À son arrivée, le 21 avril dernier, à La Baule, Bruno fut escorté dans les derniers milles de son périple par son frère Loïck à la barre de son « Fujicolor », et par Stéphane et ses sœurs, Agnès et Catherine, sur un hors-bord. Sur le quai, au milieu de la foule, Françoise Peyron pouvait songer à ajouter une branche de plus à un arbre généalogique qui s'apparente de plus en plus à une encyclopédie des exploits maritimes. (Sans être des professionnelles, les sœurs jumelles, Agnès et Catherine, ont tout de même pris part à la Transat en double en 1989.)

Prost, le dernier maillon

Le drapeau à damier était déjà loin. Ce 7 novembre, pour la dernière fois de sa carrière, Alain Prost est descendu de son baquet. Force de l'habitude, il a rapidement inspecté sa Williams-Renault promise l'an prochain à son grand rival Ayrton Senna. Son quatrième titre mondial dans la poche, il a salué le public. À quelques mètres de lui, Senna savourait sa victoire. En remportant avec brio ce Grand Prix d'Australie, le Brésilien privait son ennemi intime d'une sortie triomphale.

Dix minutes plus tard, sur le podium du dernier Grand Prix de la saison, Senna tendit la main à Prost et le fit monter à ses côtés sur la plus haute marche. L'accolade fut brève mais éloquente. Après dix ans d'un impitoyable combat, de conflits, de sous-entendus perfides, de haine parfois, cette réconciliation avait valeur de symbole. Il avait fallu que l'un des deux renonce à piloter pour que celle-ci soit possible. Une dernière fois, la vie de la Formule 1 vivait au rythme du duo Prost/Senna.

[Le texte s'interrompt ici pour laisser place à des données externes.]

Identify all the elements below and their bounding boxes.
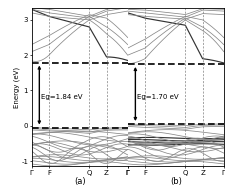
X-axis label: (a): (a) (74, 177, 85, 186)
Text: Eg=1.84 eV: Eg=1.84 eV (41, 94, 82, 100)
Y-axis label: Energy (eV): Energy (eV) (13, 66, 20, 108)
X-axis label: (b): (b) (169, 177, 181, 186)
Text: Eg=1.70 eV: Eg=1.70 eV (137, 94, 178, 100)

On a souvent opposé le « professeur » Prost à « l'extraterrestre » Senna. Les deux hommes ne viennent pas du même monde. Prost est un self-made-man. Originaire de Saint-Chamond, fils d'un modeste employé, il est sorti du rang à force de volonté et de passion. Senna est issu de la grande bourgeoisie brésilienne : une enfance dorée, une image d'aristocrate des circuits, une personnalité mystérieuse, un brin mystique. Les exégètes de la F1 ont longtemps attribué à Prost la rigueur, le génie de la mise au point, du pilotage millimétré, le sang-froid. À Senna, la fougue, l'audace, le goût du risque, l'instinct. Ce contraste s'est peu à peu estompé. Comme si le caractère de l'un avait déteint sur l'autre. Et vice versa. Pendant leurs deux années de cohabitation chez McLaren (88 et 89), on voit Prost plus agressif. Au contact du Français, Senna gère mieux ses courses, apprend à préserver sa mécanique. Cette rivalité exacerbe les passions mais contribue grandement au rayonnement de la F1. Ces deux pilotes d'exception se sont partagé la ferveur des passionnés et ont accumulé les titres. Prost est sacré champion du monde en 86, 87 et 89. Senna en 88, 90 et 91.

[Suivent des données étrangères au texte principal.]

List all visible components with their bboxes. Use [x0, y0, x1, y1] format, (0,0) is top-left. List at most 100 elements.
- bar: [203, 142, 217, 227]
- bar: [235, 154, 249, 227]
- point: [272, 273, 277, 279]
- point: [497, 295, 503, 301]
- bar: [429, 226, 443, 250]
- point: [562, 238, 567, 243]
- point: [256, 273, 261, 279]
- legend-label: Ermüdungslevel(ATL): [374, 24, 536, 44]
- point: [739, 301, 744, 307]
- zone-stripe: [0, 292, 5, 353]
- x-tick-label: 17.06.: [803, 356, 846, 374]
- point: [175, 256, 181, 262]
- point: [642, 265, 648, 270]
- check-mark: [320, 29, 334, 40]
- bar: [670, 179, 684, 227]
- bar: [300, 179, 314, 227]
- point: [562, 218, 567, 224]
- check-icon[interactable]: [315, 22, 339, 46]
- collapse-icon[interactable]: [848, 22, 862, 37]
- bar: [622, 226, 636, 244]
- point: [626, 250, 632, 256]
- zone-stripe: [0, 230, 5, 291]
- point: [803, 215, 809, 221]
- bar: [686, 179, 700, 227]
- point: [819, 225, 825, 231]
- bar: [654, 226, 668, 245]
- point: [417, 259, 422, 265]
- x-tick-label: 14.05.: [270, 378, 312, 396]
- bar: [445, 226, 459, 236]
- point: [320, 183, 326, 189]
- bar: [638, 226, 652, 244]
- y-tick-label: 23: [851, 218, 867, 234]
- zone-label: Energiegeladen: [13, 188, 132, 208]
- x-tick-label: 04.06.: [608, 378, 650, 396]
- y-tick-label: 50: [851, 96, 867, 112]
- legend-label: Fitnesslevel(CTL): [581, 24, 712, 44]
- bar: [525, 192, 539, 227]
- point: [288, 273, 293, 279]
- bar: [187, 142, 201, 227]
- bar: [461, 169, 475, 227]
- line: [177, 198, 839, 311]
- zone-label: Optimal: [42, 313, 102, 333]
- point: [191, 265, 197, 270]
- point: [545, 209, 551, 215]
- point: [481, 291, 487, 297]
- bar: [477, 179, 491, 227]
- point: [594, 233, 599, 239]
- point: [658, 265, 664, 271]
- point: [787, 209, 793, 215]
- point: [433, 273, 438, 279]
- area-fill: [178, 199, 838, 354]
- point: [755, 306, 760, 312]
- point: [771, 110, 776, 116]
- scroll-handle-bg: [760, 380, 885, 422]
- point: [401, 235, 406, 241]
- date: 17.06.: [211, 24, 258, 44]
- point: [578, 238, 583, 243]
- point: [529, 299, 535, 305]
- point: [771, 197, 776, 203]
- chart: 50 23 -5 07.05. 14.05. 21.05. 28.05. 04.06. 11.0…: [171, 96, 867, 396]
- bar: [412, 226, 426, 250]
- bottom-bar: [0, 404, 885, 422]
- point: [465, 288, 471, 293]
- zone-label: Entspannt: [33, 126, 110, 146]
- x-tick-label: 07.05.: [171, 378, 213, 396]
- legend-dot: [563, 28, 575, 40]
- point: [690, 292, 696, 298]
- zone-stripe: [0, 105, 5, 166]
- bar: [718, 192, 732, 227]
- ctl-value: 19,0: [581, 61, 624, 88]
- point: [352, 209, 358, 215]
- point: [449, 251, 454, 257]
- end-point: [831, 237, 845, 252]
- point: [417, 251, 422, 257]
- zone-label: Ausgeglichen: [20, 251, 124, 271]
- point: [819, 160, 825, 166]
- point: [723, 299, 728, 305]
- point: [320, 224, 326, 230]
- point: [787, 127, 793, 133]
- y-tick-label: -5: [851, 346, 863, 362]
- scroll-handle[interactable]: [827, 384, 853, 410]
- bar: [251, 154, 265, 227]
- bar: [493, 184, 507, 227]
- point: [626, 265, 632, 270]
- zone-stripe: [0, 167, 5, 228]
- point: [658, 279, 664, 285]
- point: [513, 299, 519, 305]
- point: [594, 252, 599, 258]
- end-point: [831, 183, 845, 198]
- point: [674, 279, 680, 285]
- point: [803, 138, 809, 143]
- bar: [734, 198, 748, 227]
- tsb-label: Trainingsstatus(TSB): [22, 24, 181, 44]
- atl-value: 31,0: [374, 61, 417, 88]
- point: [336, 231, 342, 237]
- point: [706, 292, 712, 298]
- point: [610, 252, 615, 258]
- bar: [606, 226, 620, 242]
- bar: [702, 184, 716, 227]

Après une année 91 décevante au sein de l'écurie Ferrari, Prost prend une année sabbatique. Revenu sur les circuits en mars 93 au volant d'une Williams-Renault, la meilleure F1 du moment, le Français a prouvé tout au long de la saison qu'il n'avait rien perdu de son coup de volant et de sa science de la course.

Prost remporte sept Grands Prix, portant son total de victoires à 51, record absolu. Seul Senna, 41 victoires à ce jour, est en mesure de le dépasser dans un proche avenir. Et il enlève son quatrième titre mondial, ce qui en fait le dauphin de l'Argentin Manuel Fangio, sacré à cinq reprises. Mais cette saison fut aussi l'une des plus éprouvantes de la carrière du pilote français. Critiqué par la presse après ses défaites au Brésil et à Donington, il ne fut pas non plus épargné par la Fédération internationale. Pénalisé pour deux faux départs bien peu évidents à Monaco et en Allemagne, Prost se vit même menacé de ne pas obtenir en début de saison la superlicence indispensable aux pilotes de F1.

À deux jours du Grand Prix du Portugal qui devait lui assurer son titre de champion du monde, Prost annonçait qu'il arrêtait à l'âge de 38 ans la compétition : « Après cette saison très éprouvante et treize ans au plus haut niveau, j'aspire au repos. Je ne me suis jamais blessé. Je sors entier », déclarait-il avec une pointe de rancœur et beaucoup de soulagement.

Avec la retraite de Prost, c'est un chapitre de l'histoire de la Formule 1 qui se clôt et une époque du sport national qui s'achève. Prost était le dernier maillon d'une génération exceptionnelle de champions, celle des Platini. Hinault, Blanco, Noah, qui a apporté au sport français ses plus belles années.